L'empereur eut de la peine à croire à une action semblable. Il se contint néanmoins, ne dit rien de désagréable à M. de Talleyrand lorsqu'il se présenta à l'audience ordinaire qui suivait la messe; mais il écrivit à M. l'archi-chancelier pour le charger de prendre connaissance de cette affaire, et M. de Talleyrand porta la peine de la supercherie à laquelle il s'était prêté, il compta les cent mille écus, après quoi madame Auguste reprit la route de Bâle.

Il n'échappa pas à M. de Talleyrand que l'empereur n'avait pas paru disposé à le ménager; il se garda bien d'avoir l'air de s'en apercevoir, et en devint beaucoup plus prudent encore.

CHAPITRE XVI.

La mésintelligence éclate entre la France et la Russie.—Rappel de M. de Caulaincourt.—La guerre paraît inévitable.—Considérations générales sur la position respective des deux États.

Il y avait de trop grands événemens à l'horizon pour que le monde s'occupât de bagatelles locales; il était déjà à peu près reconnu qu'il devait y avoir incessamment une rupture entre la Russie et la France.

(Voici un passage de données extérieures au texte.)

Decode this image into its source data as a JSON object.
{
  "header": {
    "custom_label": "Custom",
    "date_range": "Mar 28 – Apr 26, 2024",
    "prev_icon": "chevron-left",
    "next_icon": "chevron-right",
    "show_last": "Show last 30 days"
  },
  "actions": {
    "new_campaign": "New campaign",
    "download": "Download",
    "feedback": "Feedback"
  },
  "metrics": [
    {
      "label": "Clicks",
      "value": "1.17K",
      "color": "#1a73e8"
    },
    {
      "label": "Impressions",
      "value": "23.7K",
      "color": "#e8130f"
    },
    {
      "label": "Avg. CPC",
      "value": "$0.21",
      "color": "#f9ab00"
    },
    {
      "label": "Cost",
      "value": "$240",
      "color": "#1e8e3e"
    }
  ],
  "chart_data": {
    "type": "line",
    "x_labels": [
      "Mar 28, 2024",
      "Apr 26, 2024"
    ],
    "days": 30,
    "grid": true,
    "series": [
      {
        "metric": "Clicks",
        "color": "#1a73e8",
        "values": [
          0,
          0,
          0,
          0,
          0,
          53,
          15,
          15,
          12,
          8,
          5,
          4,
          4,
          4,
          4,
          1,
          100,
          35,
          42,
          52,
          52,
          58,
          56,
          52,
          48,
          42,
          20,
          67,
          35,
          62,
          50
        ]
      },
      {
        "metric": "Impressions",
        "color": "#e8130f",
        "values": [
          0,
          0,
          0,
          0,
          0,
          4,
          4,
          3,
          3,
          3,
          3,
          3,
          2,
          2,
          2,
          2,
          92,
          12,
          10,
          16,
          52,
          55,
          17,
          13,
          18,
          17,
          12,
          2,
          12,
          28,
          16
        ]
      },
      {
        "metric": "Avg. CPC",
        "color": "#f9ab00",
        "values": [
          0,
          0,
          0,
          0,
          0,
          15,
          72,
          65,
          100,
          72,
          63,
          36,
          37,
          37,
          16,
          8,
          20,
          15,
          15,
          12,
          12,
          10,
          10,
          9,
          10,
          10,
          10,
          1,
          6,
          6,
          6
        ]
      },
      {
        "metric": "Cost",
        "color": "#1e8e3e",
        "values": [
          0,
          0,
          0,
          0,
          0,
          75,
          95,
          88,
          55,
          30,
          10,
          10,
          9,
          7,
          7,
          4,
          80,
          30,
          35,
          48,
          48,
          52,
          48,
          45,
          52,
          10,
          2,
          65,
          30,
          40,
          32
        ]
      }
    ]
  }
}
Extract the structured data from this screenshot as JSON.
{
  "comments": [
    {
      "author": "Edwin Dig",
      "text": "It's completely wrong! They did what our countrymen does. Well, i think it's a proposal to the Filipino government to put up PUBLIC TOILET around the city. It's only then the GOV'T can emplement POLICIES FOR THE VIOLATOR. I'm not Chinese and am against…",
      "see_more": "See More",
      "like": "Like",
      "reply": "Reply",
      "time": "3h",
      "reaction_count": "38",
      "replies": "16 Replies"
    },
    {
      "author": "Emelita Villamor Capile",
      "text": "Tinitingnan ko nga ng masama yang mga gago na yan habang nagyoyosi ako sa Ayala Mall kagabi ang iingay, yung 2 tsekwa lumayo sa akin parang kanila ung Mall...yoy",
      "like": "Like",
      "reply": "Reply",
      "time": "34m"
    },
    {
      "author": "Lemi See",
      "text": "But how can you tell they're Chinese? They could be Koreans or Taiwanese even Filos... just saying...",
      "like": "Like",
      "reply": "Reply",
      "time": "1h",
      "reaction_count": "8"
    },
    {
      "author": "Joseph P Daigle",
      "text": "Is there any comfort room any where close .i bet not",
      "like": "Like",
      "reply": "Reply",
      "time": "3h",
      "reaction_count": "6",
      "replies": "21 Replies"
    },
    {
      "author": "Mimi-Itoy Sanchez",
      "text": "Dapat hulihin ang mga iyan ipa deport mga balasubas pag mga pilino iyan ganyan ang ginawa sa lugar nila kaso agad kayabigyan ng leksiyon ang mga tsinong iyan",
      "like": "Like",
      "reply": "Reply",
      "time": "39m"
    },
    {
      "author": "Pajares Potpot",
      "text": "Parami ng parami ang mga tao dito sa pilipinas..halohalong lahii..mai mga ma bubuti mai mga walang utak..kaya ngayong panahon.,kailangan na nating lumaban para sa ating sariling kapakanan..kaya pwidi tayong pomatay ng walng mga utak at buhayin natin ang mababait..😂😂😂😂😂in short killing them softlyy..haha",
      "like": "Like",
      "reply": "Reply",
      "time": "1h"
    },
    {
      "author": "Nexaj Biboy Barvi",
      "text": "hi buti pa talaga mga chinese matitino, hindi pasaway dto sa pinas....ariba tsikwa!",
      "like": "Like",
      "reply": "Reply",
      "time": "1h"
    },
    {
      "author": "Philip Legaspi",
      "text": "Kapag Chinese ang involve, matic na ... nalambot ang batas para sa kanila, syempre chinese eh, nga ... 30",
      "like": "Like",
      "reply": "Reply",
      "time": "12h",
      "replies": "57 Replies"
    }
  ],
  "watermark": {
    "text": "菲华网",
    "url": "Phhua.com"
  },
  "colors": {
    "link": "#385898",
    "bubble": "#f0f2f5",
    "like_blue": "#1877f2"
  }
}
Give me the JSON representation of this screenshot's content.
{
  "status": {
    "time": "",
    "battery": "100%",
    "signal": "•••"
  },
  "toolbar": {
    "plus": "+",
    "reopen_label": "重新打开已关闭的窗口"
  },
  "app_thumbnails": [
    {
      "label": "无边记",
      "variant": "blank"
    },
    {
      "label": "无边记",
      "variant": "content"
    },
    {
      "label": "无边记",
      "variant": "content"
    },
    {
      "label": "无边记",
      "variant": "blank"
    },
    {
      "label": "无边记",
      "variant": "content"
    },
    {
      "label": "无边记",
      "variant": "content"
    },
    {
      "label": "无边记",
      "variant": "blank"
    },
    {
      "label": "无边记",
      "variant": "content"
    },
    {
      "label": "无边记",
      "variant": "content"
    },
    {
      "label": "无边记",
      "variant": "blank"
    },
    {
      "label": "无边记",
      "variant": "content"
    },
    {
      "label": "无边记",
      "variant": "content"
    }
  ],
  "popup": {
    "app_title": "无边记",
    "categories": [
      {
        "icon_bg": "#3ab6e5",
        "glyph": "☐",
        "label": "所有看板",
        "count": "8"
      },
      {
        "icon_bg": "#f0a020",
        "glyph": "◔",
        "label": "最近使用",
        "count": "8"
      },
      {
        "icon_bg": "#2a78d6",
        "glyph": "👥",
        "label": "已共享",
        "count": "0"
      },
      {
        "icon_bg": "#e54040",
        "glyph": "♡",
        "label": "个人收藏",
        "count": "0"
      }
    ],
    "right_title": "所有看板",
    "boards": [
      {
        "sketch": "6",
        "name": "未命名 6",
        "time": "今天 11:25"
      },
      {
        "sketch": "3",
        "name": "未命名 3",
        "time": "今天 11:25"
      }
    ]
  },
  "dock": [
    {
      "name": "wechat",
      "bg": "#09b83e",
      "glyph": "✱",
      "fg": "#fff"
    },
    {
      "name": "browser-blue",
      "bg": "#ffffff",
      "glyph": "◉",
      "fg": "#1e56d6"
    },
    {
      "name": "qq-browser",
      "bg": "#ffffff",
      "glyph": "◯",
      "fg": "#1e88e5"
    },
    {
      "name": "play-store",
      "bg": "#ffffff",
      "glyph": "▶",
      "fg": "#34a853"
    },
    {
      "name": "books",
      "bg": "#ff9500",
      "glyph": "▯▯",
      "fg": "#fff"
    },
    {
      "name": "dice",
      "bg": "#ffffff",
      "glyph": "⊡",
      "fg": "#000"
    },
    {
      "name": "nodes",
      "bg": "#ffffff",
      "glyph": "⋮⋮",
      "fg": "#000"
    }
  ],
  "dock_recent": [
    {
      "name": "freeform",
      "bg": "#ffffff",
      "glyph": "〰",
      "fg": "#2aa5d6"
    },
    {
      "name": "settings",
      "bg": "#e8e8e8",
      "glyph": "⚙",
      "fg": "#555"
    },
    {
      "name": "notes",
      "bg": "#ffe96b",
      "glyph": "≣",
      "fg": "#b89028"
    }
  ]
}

L'empereur avait rappelé M. de Caulaincourt, sur les instances que lui-même avait faites pour revenir à Paris; il voyait sans doute ce qui se préparait, et ne voulait pas se trouver dans une situation à trahir ses devoirs ou à manquer à la reconnaissance que devaient lui inspirer les procédés délicats dont il avait été l'objet à la cour de Russie pendant près de quatre ans. L'empereur lui-même le concevait, quoique je lui aie entendu manifester que cette position de son ambassadeur, ainsi que le déplorable résultat de sa mission, était plutôt la conséquence de sa conduite personnelle que celle des événemens[12], que la Russie avait pu faire tourner à son gré, tandis qu'un ambassadeur de France devait les diriger, s'il ne s'était pas laissé décheoir des avantages sur lesquels il se trouvait placé en arrivant à cette cour.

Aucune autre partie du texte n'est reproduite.